24 Lieder make up the biggest and most famous cycle of the genre. The idea behind this version is to change the way we perform, listen and look at Lieder. No tails, no holy, concert atmosphere. Our version shows the wanderer out in the snow – a man who has to leave the city behind because his love has chosen somebody else. He searches for a way through his pain as he moves through the winter landscape.
The big difference between this staged version and the the classic way of performing Winterreise shows itself in two elements: the presence of two people onstage, and the stage itself.
1. The presence of two people onstage
Where is the singer in the room? How is he moving, and what is he doing? Where is the pianist, and what is his expression? What is the relationship between the two performers? The classical way of presenting Lieder requires the performer to recite the lyrics within the framework of the music. In this case, the answer to almost all these questions would be: “I don’t know, and it doesn’t matter, as long as the physical presence of the performer doesn’t bother the audience.”
But for me this is a waste of potential.

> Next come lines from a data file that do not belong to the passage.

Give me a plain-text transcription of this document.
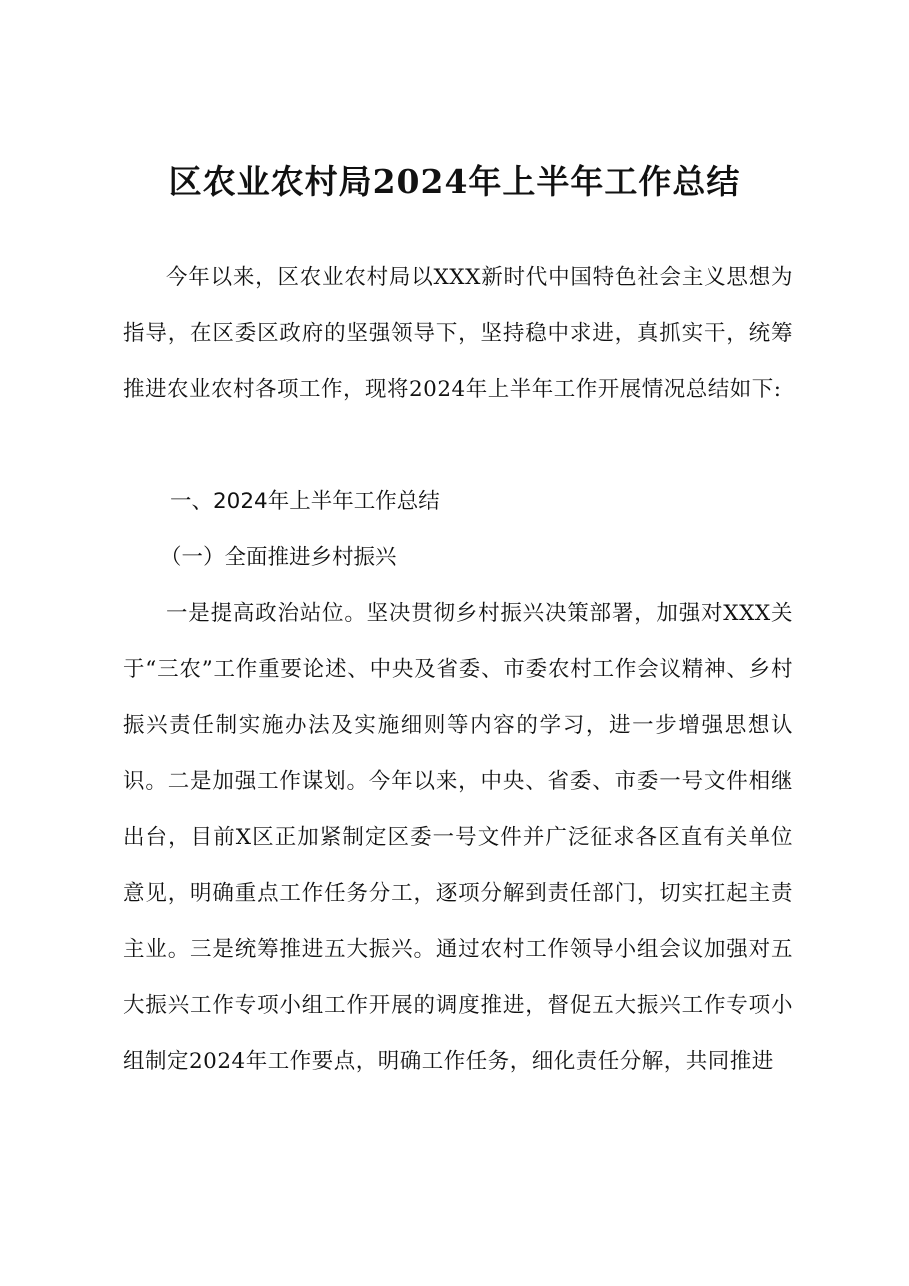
区农业农村局2024年上半年工作总结

今年以来，区农业农村局以XXX新时代中国特色社会主义思想为指导，在区委区政府的坚强领导下，坚持稳中求进，真抓实干，统筹推进农业农村各项工作，现将2024年上半年工作开展情况总结如下:

一、2024年上半年工作总结
（一）全面推进乡村振兴

一是提高政治站位。坚决贯彻乡村振兴决策部署，加强对XXX关于“三农”工作重要论述、中央及省委、市委农村工作会议精神、乡村振兴责任制实施办法及实施细则等内容的学习，进一步增强思想认识。二是加强工作谋划。今年以来，中央、省委、市委一号文件相继出台，目前X区正加紧制定区委一号文件并广泛征求各区直有关单位意见，明确重点工作任务分工，逐项分解到责任部门，切实扛起主责主业。三是统筹推进五大振兴。通过农村工作领导小组会议加强对五大振兴工作专项小组工作开展的调度推进，督促五大振兴工作专项小组制定2024年工作要点，明确工作任务，细化责任分解，共同推进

As a stage performer, I am interested in using all of the tools that would be part of any stage performance to express the Lieder. Within every Lied, there is an opportunity for the performer to connect and take the place of the „lyrical I“. A mere recitation by the performer, without a physical participation in what happens, does not make it easy to enter the world of Lied; especially for new audiences.
2. The stage
Although I do think that a Lied performance can be complete when the physical presence of the performers is used to its full potential, we decided to go one step further for this project. Jörn Kaspuhl has made seven pictures which are revealed throughout the cycle. As the pictures are removed from their two metal frames, they build another sort of structured landscape on the ground. It feels as if Winterreise was made for this kind of approach! The performer is confronted with a visual element, pulled from Kaspuhls boundless imagination, to which he can react.
The wanderer observes this winter world and relates his surroundings to the struggle happening inside of him, and the audience can follow him on his way. For example, the wanderer sees a frozen river with a strong current rushing underneath the ice, and compares this image to his own tortured memory boiling under the surface of a composed facade. This sort of comparison, supported by illustrations, is a perfect opportunity for the modern audience to identify with this young person on its journey. We, in 2015, still endure the same struggle from a loss that Schubert did in 1828.
There is not a picture for each Lied. Instead we use pictures to give this vast cycle a structure. The wanderer begins at a train station. He stands beneath a Lindenbaum in a forest. In Lied 11, Frühlingstraum, he encounters a colorful and strong image, which tells us about the the dream he had at night. But, the ecstasy is gone as quickly as it appeared, and he finds himself back in the train station; he was walking in circles and has to start over. Die Krähe, the crow, is a companion who follows him for a long time on his journey. In a final burst of color in Nebensonnen, (23) he glimpses his loved one for the last time. Finally, the wanderer meets the Leiermann, and our journey ends.